Our findings support the impact of belimumab on both reducing SLE disease severity in this population, with ~ 97% of African American patients and all Hispanic patients no longer having severe disease by 24 months, despite the former cohort having a substantially higher prevalence of severe disease at index (34.8 vs. 25.6% in Hispanic patients and 20.2% in the total OBSErve US population) [19]. Patients receiving belimumab were also able to reduce their daily OCS dose: African American patients by approximately six-fold (from a mean dose of 19.7 mg/day at index to 3.1 mg/day at Month 24) and Hispanic patients by approximately ten-fold (from a mean dose of 18.8 mg/day at index to 1.6 mg/day at Month 24). Treatment discontinuation rates among African American and Hispanic patients were similar to those reported for the overall OBSErve US study population (22.4%) [19].

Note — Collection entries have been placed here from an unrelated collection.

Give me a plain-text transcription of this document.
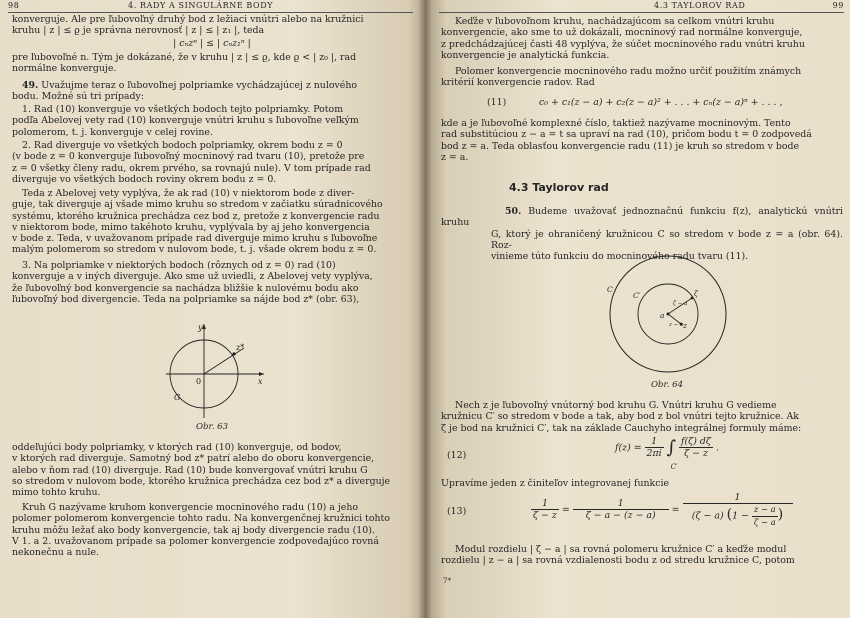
98	4. RADY A SINGULÁRNE BODY
konverguje. Ale pre ľubovoľný druhý bod z ležiaci vnútri alebo na kružnici
kruhu | z | ≤ ϱ je správna nerovnosť | z | ≤ | z₁ |, teda
| cₙzⁿ | ≤ | cₙz₁ⁿ |
pre ľubovoľné n. Tým je dokázané, že v kruhu | z | ≤ ϱ, kde ϱ < | z₀ |, rad
normálne konverguje.
49. Uvažujme teraz o ľubovoľnej polpriamke vychádzajúcej z nulového
bodu. Možné sú tri prípady:
1. Rad (10) konverguje vo všetkých bodoch tejto polpriamky. Potom
podľa Abelovej vety rad (10) konverguje vnútri kruhu s ľubovoľne veľkým
polomerom, t. j. konverguje v celej rovine.
2. Rad diverguje vo všetkých bodoch polpriamky, okrem bodu z = 0
(v bode z = 0 konverguje ľubovoľný mocninový rad tvaru (10), pretože pre
z = 0 všetky členy radu, okrem prvého, sa rovnajú nule). V tom prípade rad
diverguje vo všetkých bodoch roviny okrem bodu z = 0.
Teda z Abelovej vety vyplýva, že ak rad (10) v niektorom bode z diver-
guje, tak diverguje aj všade mimo kruhu so stredom v začiatku súradnicového
systému, ktorého kružnica prechádza cez bod z, pretože z konvergencie radu
v niektorom bode, mimo takéhoto kruhu, vyplývala by aj jeho konvergencia
v bode z. Teda, v uvažovanom prípade rad diverguje mimo kruhu s ľubovoľne
malým polomerom so stredom v nulovom bode, t. j. všade okrem bodu z = 0.
3. Na polpriamke v niektorých bodoch (rôznych od z = 0) rad (10)
konverguje a v iných diverguje. Ako sme už uviedli, z Abelovej vety vyplýva,
že ľubovoľný bod konvergencie sa nachádza bližšie k nulovému bodu ako
ľubovoľný bod divergencie. Teda na polpriamke sa nájde bod z* (obr. 63),
y
x
0
z*
G
Obr. 63
oddeľujúci body polpriamky, v ktorých rad (10) konverguje, od bodov,
v ktorých rad diverguje. Samotný bod z* patrí alebo do oboru konvergencie,
alebo v ňom rad (10) diverguje. Rad (10) bude konvergovať vnútri kruhu G
so stredom v nulovom bode, ktorého kružnica prechádza cez bod z* a diverguje
mimo tohto kruhu.
Kruh G nazývame kruhom konvergencie mocninového radu (10) a jeho
polomer polomerom konvergencie tohto radu. Na konvergenčnej kružnici tohto
kruhu môžu ležať ako body konvergencie, tak aj body divergencie radu (10).
V 1. a 2. uvažovanom prípade sa polomer konvergencie zodpovedajúco rovná
nekonečnu a nule.
4.3 TAYLOROV RAD	99
Keďže v ľubovoľnom kruhu, nachádzajúcom sa celkom vnútri kruhu
konvergencie, ako sme to už dokázali, mocninový rad normálne konverguje,
z predchádzajúcej časti 48 vyplýva, že súčet mocninového radu vnútri kruhu
konvergencie je analytická funkcia.
Polomer konvergencie mocninového radu možno určiť použitím známych
kritérií konvergencie radov. Rad
(11)	c₀ + c₁(z − a) + c₂(z − a)² + . . . + cₙ(z − a)ⁿ + . . . ,
kde a je ľubovoľné komplexné číslo, taktiež nazývame mocninovým. Tento
rad substitúciou z − a = t sa upraví na rad (10), pričom bodu t = 0 zodpovedá
bod z = a. Teda oblasťou konvergencie radu (11) je kruh so stredom v bode
z = a.
4.3 Taylorov rad
50. Budeme uvažovať jednoznačnú funkciu f(z), analytickú vnútri kruhu
G, ktorý je ohraničený kružnicou C so stredom v bode z = a (obr. 64). Roz-
vinieme túto funkciu do mocninového radu tvaru (11).
C′
C	ζ
a
z
ζ − a
z − a
Obr. 64
Nech z je ľubovoľný vnútorný bod kruhu G. Vnútri kruhu G vedieme
kružnicu C′ so stredom v bode a tak, aby bod z bol vnútri tejto kružnice. Ak
ζ je bod na kružnici C′, tak na základe Cauchyho integrálnej formuly máme:
(12)
$f(z) = \frac{1}{2\pi i}$ ∫
C′

$\frac{f(\zeta) d\zeta}{\zeta - z}$ .
Upravíme jeden z činiteľov integrovanej funkcie
(13)	$\frac{1}{\zeta - z} = \frac{1}{\zeta - a - (z - a)} = \frac{1}{(\zeta - a) (1 - \frac{z - a}{\zeta - a} )}$
Modul rozdielu | ζ − a | sa rovná polomeru kružnice C′ a keďže modul
rozdielu | z − a | sa rovná vzdialenosti bodu z od stredu kružnice C, potom
7*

Asian patients with SLE are recognized to have increased SLE prevalence and more severe clinical manifestations compared with Caucasian populations [4]. Although real-world data on the effectiveness of belimumab in Asian populations are lacking, a clinical trial in North East Asia and a recent open-label continuation study demonstrated favorable outcomes for Asian patients treated with belimumab [15, 25]. A continued collection and analysis of real-world evidence on the effectiveness of belimumab for all ethnicities is warranted in this highly heterogeneous disease and is particularly important for minority populations in which severe disease manifestations are known to be more common.

The OBSErve US study and the current analysis have a number of limitations, including patient dropout rate (although similar results were noted in the completer and intention-to-treat populations [data not shown]), small sample size, no control group, varied experience of participating clinicians with the clinical SLE tools, analysis-by-responder bias and the use of subjective, non-validated assessments. This analysis aimed to investigate the effectiveness of belimumab in African American and Hispanic patients who received continual belimumab treatment for 24 months; therefore, only patients who were receiving belimumab at 24 months post-index were included in the analysis. For this reason, statistical approaches to impute missing data such as last observation carried forward could not be employed. The OBSErve US study started in 2012 and physicians were allowed to assess SLE disease activity based on their personal practices at the time. As such, the SLE disease severity data are subjective to the physicians’ assessments conducted at that time. Furthermore, while different clinical assessment tools were used to evaluate disease severity, assessment tools were not applied in approximately half of cases and thus care should be taken when interpreting the present findings. The lack of a universally accepted instrument is an additional challenge for assessing SLE treatment. Despite these limitations, disease severity was similar in the OBSErve US study, irrespective of the different measures used.

Conclusions

This post hoc analysis of real-world patient data demonstrated sustained effectiveness of belimumab in African American and US Hispanic patients. The findings corroborate those from the wider patient population of the OBSErve US study and further support the efficacy of belimumab for the management of SLE in populations with higher prevalence of SLE and disease severity.